Once the service connection is live the rest of the work happens mostly in VRDisplay, which in turn provides device information through some other required platform objects so that we could have a few properties. VRFrameData in the future will replace most of the extra interfaces, some of the enums, etc... Things get simpler in WebVR 1.1 and its a great time to fix this stuff and deprecate older interfaces since we don't have broad adoption and upgrading to the new API is fairly trivial.
GPU
The GPU to Renderer communications are using an old school IPC mechanism specific to to the GLES2 implementation. Any operation we need to request happen in the CPU process needs a new method and a bunch of auto-generated code. There were only 5 such methods during my original documenting step and they mainly related to creating, destroying and submitting frames to the VR specific compositor.
This entire interface, I've heard, may soon be replaced by Mojo and so digging into it doesn't seem like a very good use of time, but if there is enough interest I could share my notes here as well. It is somewhat interesting how the structures are built, copied, etc... Basically an entire GPU command buffer implementation specific to communicating between the Renderer and GPU.
Consequently, any VR implementation will need to implement a compositor. This is how the generic submitFrame call can communicate information to the device specific graphics stack which may take in a texture or be implemented as a swap chain. There are also device specific configurations such as whether or not to enable deformation or asynchronous time warp.
As of this diagram a potential problem is that the device is being accessed from two different processes. First in the Browser where there isn't a sandbox that prevents talking to the various device services. Second in the GPU where we instantiate, potentially, a second instance of the VR run-time to submit the frames. Because of this dual nature, "bad things"(tm) can happen and it is a source of communication and design within Chromium to figure out how to unify all of this into a single location. You could imagine solutions such as allowing compositing in the Browser process since this only implies doing a texture copy or swap. Or perhaps moving the VRService into the GPU process and getting the data from the single VR compositor source. A third option is to move all of this into yet another process which is complicating but great for Chrome's architecture.

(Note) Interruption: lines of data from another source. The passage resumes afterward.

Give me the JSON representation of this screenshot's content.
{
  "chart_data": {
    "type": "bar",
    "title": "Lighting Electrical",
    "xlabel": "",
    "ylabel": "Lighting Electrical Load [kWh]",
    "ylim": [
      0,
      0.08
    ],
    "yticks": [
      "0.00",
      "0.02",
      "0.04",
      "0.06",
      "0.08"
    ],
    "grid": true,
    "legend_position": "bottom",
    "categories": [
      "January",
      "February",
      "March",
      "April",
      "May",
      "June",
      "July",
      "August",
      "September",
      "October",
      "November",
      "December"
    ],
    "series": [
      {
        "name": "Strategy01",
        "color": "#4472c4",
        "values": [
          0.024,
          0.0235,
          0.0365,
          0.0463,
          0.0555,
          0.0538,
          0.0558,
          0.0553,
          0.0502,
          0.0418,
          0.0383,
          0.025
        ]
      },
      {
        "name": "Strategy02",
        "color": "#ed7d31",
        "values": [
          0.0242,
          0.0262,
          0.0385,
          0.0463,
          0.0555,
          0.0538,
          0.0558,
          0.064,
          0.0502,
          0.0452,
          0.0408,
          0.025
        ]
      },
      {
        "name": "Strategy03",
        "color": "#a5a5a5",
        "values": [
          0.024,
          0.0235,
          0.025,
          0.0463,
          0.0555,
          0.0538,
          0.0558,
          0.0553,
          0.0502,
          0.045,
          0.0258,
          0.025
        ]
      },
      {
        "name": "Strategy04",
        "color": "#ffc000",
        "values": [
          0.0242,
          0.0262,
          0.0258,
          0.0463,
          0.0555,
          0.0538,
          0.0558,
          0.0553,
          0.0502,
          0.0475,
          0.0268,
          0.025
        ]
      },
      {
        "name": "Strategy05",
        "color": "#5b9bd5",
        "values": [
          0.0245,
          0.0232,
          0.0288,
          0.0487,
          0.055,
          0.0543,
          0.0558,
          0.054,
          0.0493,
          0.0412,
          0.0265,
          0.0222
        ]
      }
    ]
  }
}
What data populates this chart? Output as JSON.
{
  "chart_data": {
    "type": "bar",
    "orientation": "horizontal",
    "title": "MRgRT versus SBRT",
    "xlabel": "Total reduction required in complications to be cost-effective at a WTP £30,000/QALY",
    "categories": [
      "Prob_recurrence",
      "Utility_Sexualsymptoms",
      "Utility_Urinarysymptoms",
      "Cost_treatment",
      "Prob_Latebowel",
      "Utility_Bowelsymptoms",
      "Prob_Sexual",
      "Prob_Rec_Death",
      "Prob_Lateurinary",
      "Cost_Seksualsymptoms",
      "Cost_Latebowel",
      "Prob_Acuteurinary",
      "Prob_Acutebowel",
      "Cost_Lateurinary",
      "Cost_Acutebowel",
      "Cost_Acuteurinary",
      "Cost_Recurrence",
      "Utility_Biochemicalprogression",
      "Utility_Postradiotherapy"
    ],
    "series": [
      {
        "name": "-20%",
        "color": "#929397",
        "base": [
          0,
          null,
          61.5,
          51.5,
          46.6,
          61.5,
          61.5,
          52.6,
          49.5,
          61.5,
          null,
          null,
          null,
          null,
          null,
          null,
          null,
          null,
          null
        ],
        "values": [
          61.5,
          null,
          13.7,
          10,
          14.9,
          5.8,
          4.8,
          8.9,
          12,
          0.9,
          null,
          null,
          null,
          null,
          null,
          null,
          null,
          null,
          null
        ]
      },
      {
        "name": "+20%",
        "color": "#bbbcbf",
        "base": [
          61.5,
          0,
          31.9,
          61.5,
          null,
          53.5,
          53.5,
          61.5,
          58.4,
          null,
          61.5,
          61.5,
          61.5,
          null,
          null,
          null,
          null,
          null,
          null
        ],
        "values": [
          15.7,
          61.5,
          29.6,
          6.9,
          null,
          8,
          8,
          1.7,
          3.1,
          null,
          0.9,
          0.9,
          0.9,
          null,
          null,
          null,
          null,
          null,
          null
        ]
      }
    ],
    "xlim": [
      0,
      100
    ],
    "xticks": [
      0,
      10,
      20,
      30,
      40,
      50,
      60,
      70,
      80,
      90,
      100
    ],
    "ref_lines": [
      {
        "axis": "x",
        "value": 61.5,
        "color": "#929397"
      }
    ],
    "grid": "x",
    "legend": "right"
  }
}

Thankfully no matter which approach happens in the end, it most likely won't affect the Renderer code very much. Its an implementation detail rather than something that dramatically affects the shape of the API. It will affect performance and quality of the VR implementation to some extent, but that is always something to be finely tuned for best results.
Future Thoughts
I'll probably reserve any future discussions in this area until the code stabilizes a bit more. There are a lot of cool little changes coming up that I'm interested to see. For instance, the VRDisplay has to carry more data. In fact, to support certain compositors there might be device specific data that has to be sent through. Today, since the VR provider can be talked to from two locations its not possible to efficiently share this data so we'll have to figure out something. Shared memory maybe?
The security model around device access and frame focus will also be cool to talk about once all of that code lands. Currently there are bits and pieces available, but I don't see a fully cohesive picture. Lots of fun here!